Costs for the household water treatment interventions were collected between May and August 2016. Thirty-four interviews with field, management, technical and support staff were conducted to discuss staff roles and activities in the project and to identify the proportion of time each staff member spent on implementation in the various water treatment interventions. Data collection was conducted remotely via teleconference.

Cost analysis

Costs of SAM treatment were adapted from a recent cost analysis of the same program in the study area [Citation32]. These costs were scaled for number of OTP sites (n = 5 per arm) and proportion of beneficiaries at each site who were included in the present study; cost of RUTF was calculated based on the number of children treated in each arm. All costs per arm for SAM treatment, except for the cost of RUTF, were divided by the proportion of OTP exits that participated in the RCT in each arm; this varied per arm from 35% to 47%. The cost of RUTF supply, storage and transport was then added.

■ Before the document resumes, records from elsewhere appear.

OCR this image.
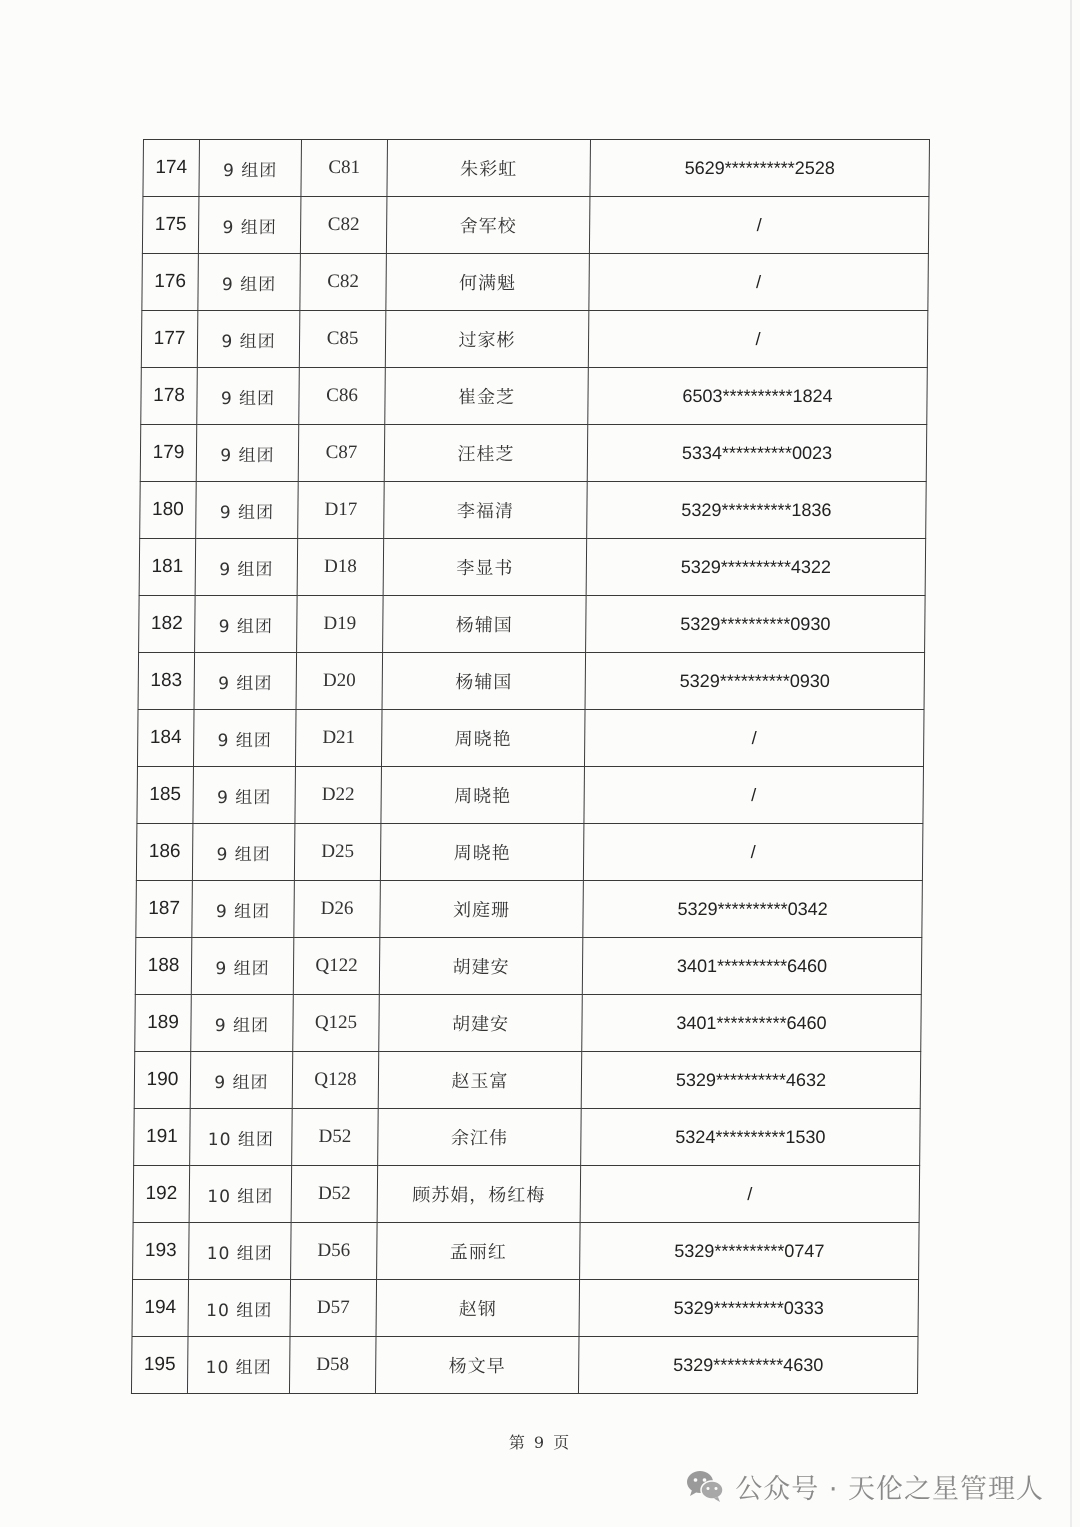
174	9 组团	C81	朱彩虹	5629**********2528
175	9 组团	C82	舍军校	/
176	9 组团	C82	何满魁	/
177	9 组团	C85	过家彬	/
178	9 组团	C86	崔金芝	6503**********1824
179	9 组团	C87	汪桂芝	5334**********0023
180	9 组团	D17	李福清	5329**********1836
181	9 组团	D18	李显书	5329**********4322
182	9 组团	D19	杨辅国	5329**********0930
183	9 组团	D20	杨辅国	5329**********0930
184	9 组团	D21	周晓艳	/
185	9 组团	D22	周晓艳	/
186	9 组团	D25	周晓艳	/
187	9 组团	D26	刘庭珊	5329**********0342
188	9 组团	Q122	胡建安	3401**********6460
189	9 组团	Q125	胡建安	3401**********6460
190	9 组团	Q128	赵玉富	5329**********4632
191	10 组团	D52	余江伟	5324**********1530
192	10 组团	D52	顾苏娟，杨红梅	/
193	10 组团	D56	孟丽红	5329**********0747
194	10 组团	D57	赵钢	5329**********0333
195	10 组团	D58	杨文早	5329**********4630
第 9 页
公众号 · 天伦之星管理人
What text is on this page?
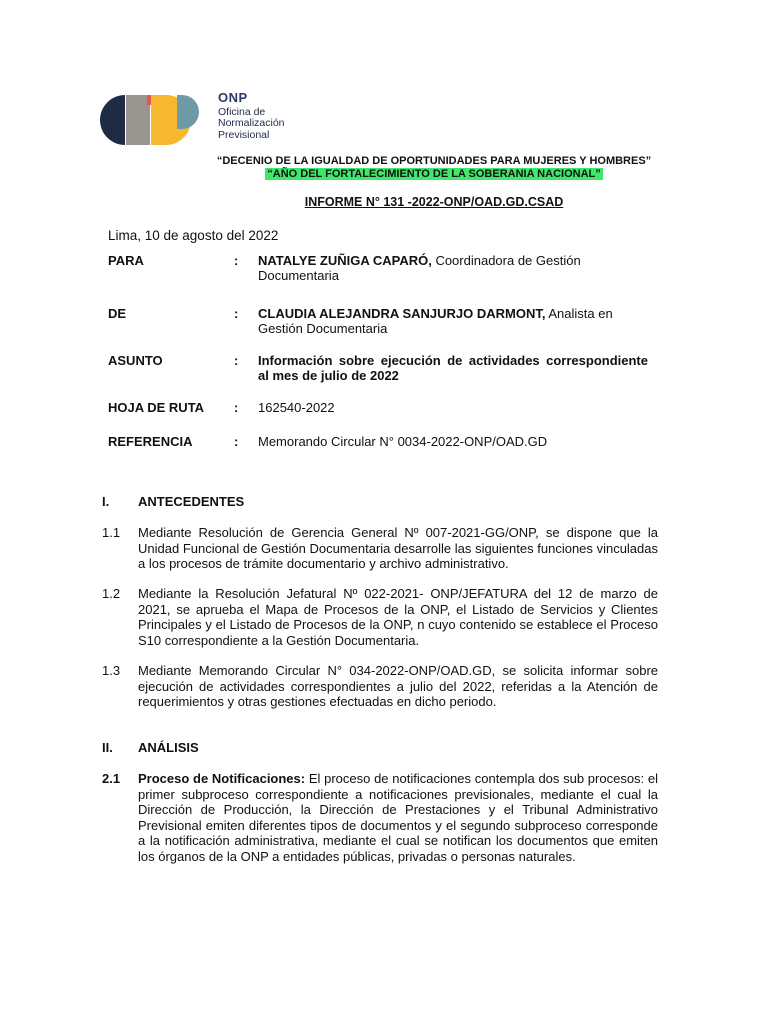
ONP
Oficina de
Normalización
Previsional
“DECENIO DE LA IGUALDAD DE OPORTUNIDADES PARA MUJERES Y HOMBRES”
“AÑO DEL FORTALECIMIENTO DE LA SOBERANIA NACIONAL”
INFORME N° 131 -2022-ONP/OAD.GD.CSAD
Lima, 10 de agosto del 2022
PARA	: NATALYE ZUÑIGA CAPARÓ, Coordinadora de Gestión Documentaria
DE	: CLAUDIA ALEJANDRA SANJURJO DARMONT, Analista en Gestión Documentaria
ASUNTO	: Información sobre ejecución de actividades correspondiente al mes de julio de 2022
HOJA DE RUTA : 162540-2022
REFERENCIA	: Memorando Circular N° 0034-2022-ONP/OAD.GD
I. ANTECEDENTES
1.1 Mediante Resolución de Gerencia General Nº 007-2021-GG/ONP, se dispone que la Unidad Funcional de Gestión Documentaria desarrolle las siguientes funciones vinculadas a los procesos de trámite documentario y archivo administrativo.
1.2 Mediante la Resolución Jefatural Nº 022-2021- ONP/JEFATURA del 12 de marzo de 2021, se aprueba el Mapa de Procesos de la ONP, el Listado de Servicios y Clientes Principales y el Listado de Procesos de la ONP, n cuyo contenido se establece el Proceso S10 correspondiente a la Gestión Documentaria.
1.3 Mediante Memorando Circular N° 034-2022-ONP/OAD.GD, se solicita informar sobre ejecución de actividades correspondientes a julio del 2022, referidas a la Atención de requerimientos y otras gestiones efectuadas en dicho periodo.
II. ANÁLISIS
2.1 Proceso de Notificaciones: El proceso de notificaciones contempla dos sub procesos: el primer subproceso correspondiente a notificaciones previsionales, mediante el cual la Dirección de Producción, la Dirección de Prestaciones y el Tribunal Administrativo Previsional emiten diferentes tipos de documentos y el segundo subproceso corresponde a la notificación administrativa, mediante el cual se notifican los documentos que emiten los órganos de la ONP a entidades públicas, privadas o personas naturales.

The cost of implementing the water treatment interventions was determined through an assessment of accounting data provided by Action Against Hunger. Implementation costs were allocated to study arms based on estimates of time allocation from implementing staff. Costs related to implementation of programme activities were included. Research-related costs for the RCT were excluded. Start-up costs for the water treatment intervention are considered, but not for standard SAM treatment as it was an established programme at the time of the RCT. Total costs for the implementation of SAM treatment and for the implementation of each PoU water treatment, including related management and logistics, were calculated separately and summed to estimate the total cost of each arm.

Costs were regularly converted from Pakistani Rupees into USD in the provider accounting system and are presented in 2016 USD. Costs were not adjusted for inflation, as the intervention took place within a one-year period. Costs of the stabilisation centre were included in this analysis despite no inpatient outcomes, based on the assumption that SAM treatment for uncomplicated SAM cannot be delivered without making inpatient treatment available.

Effectiveness data

Outcome data on recovery rates were taken from the RCT in Dadu District, defined as the proportion of children exiting the programme cured within 120 days of enrolment. Outcome data are presented in .

Table 1. Costs of SAM treatment for each study arm.

Table 2. Cost of implementing the PoU water treatment interventions alone and combined costs of water treatment and SAM treatment.

Table 3. Effectiveness and cost outcomes for four study arms.

Cost-effectiveness analysis

Costs and outcomes for all arms were modelled in TreeAge Pro 2016 software. Sensitivity analyses were conducted to determine the extent to which the results and conclusions of the analysis might change given plausible variation in study parameters related to costs and recovery rates. Univariate sensitivity analyses were conducted by deterministically varying parameters individually by ± 25% of the base case values, consistent with approaches in other settings [Citation5,Citation7].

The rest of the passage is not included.